Lebih lanjut Spooner berpendapat, dalam An Essay on the Trial By Jury, bahwa merupakan “hak dan tugas utama dari juri, adalah untuk menilai keadilan hukum, dan menyatakan bahwa semua undang-undang adalah tidak sah, yang berdasarkan pandangan mereka tidak adil atau menindas, sehingga semua orang yang melanggar atau menolak menaati undang-undang tersebut tidaklah bersalah.” Dia mengartikulasikan kasus yang sering disebut pembatalan juri. Saat ini, ada instruksi juri yang secara eksplisit menolak hak juri untuk menilai keadilan hukum. Organisasi seperti Fully Informed Jury Association (FIJA), mencoba untuk mengedukasi para juri mengenai hak ini. Spooner berpendapat bahwa, “jika pemerintah dapat mendikte juri tentang undang-undang apa yang harus diterapkan, maka itu tidak lagi menjadi persidangan oleh negara, [*9]. Melainkan persidangan oleh pemerintah; karena juri kemudian mengadili para terdakwa, bukan berdasarkan standar apa pun yang mereka miliki, namun berdasarkan standar yang ditentukan oleh pemerintah. Dan standar yang didikte oleh pemerintah, menjadi alat penentu kebebasan seseorang. Jika pemerintah mendikte standar persidangan, maka tentu saja hasil persidangan akan ditentukan oleh mereka pula.” Membalikkan tren dari persidangan oleh juri ke persidangan oleh pemerintah adalah salah satu taktik yang bisa kita gunakan untuk menggagalkan kekuasaan polisi, jaksa, dan penjara.

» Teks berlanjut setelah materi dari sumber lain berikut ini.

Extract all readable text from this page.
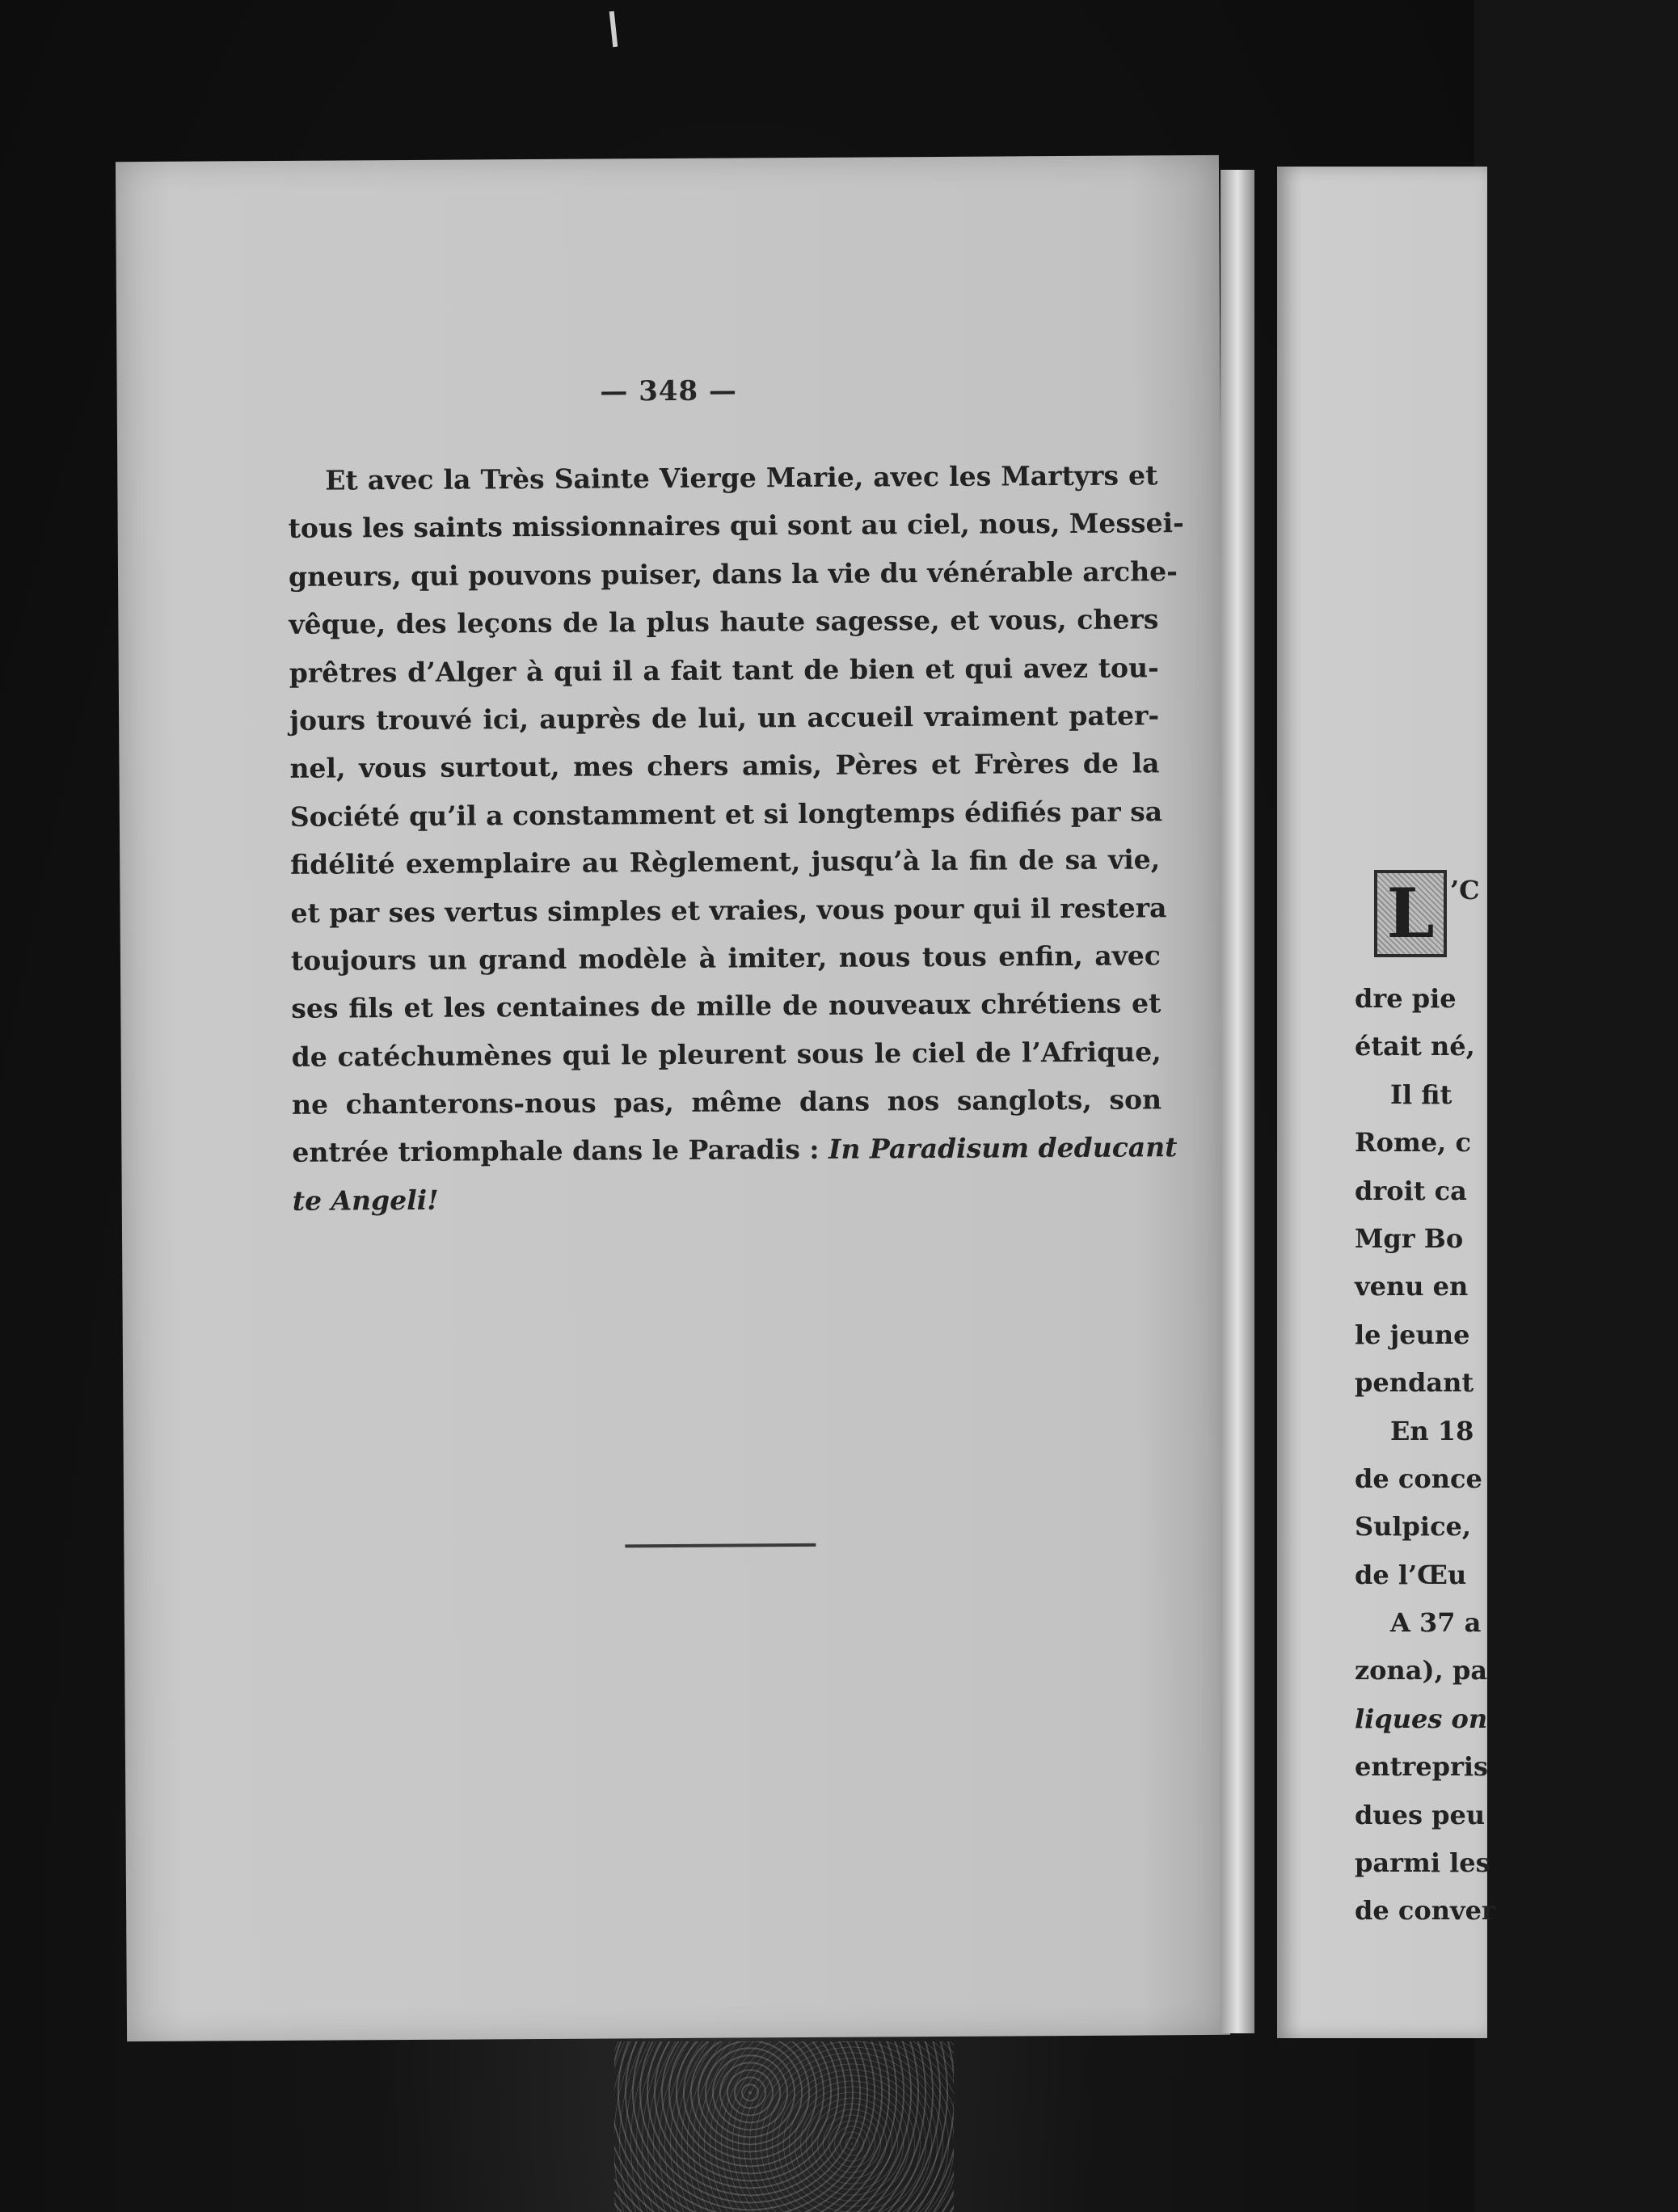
— 348 —
Et avec la Très Sainte Vierge Marie, avec les Martyrs et
tous les saints missionnaires qui sont au ciel, nous, Messei-
gneurs, qui pouvons puiser, dans la vie du vénérable arche-
vêque, des leçons de la plus haute sagesse, et vous, chers
prêtres d’Alger à qui il a fait tant de bien et qui avez tou-
jours trouvé ici, auprès de lui, un accueil vraiment pater-
nel, vous surtout, mes chers amis, Pères et Frères de la
Société qu’il a constamment et si longtemps édifiés par sa
fidélité exemplaire au Règlement, jusqu’à la fin de sa vie,
et par ses vertus simples et vraies, vous pour qui il restera
toujours un grand modèle à imiter, nous tous enfin, avec
ses fils et les centaines de mille de nouveaux chrétiens et
de catéchumènes qui le pleurent sous le ciel de l’Afrique,
ne chanterons-nous pas, même dans nos sanglots, son
entrée triomphale dans le Paradis : In Paradisum deducant
te Angeli!
L ’C
dre pie
était né,
Il fit
Rome, c
droit ca
Mgr Bo
venu en
le jeune
pendant
En 18
de conce
Sulpice,
de l’Œu
A 37 a
zona), pa
liques on
entrepris
dues peu
parmi les
de conver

Tapi mungkin wawasan taktis paling menarik yang dapat diperoleh para abolisionis penjara dari Spooner berasal dari American Letter Mail Company miliknya. Monopoli perusahaan pos Amerika Serikat menghasilkan masalah seperti yang sudah dapat kita bayangkan: harga yang mahal dan layanan yang buruk. Alih-alih melobi pemerintah untuk meningkatkan layanannya, Spooner mengambil tindakan langsung untuk menantang monopoli perusahaan pos negara. Kisah ini memberi kita contoh sebuah taktik yang dapat menantang kekuasaan negara secara langsung, yaitu entrepreneurship!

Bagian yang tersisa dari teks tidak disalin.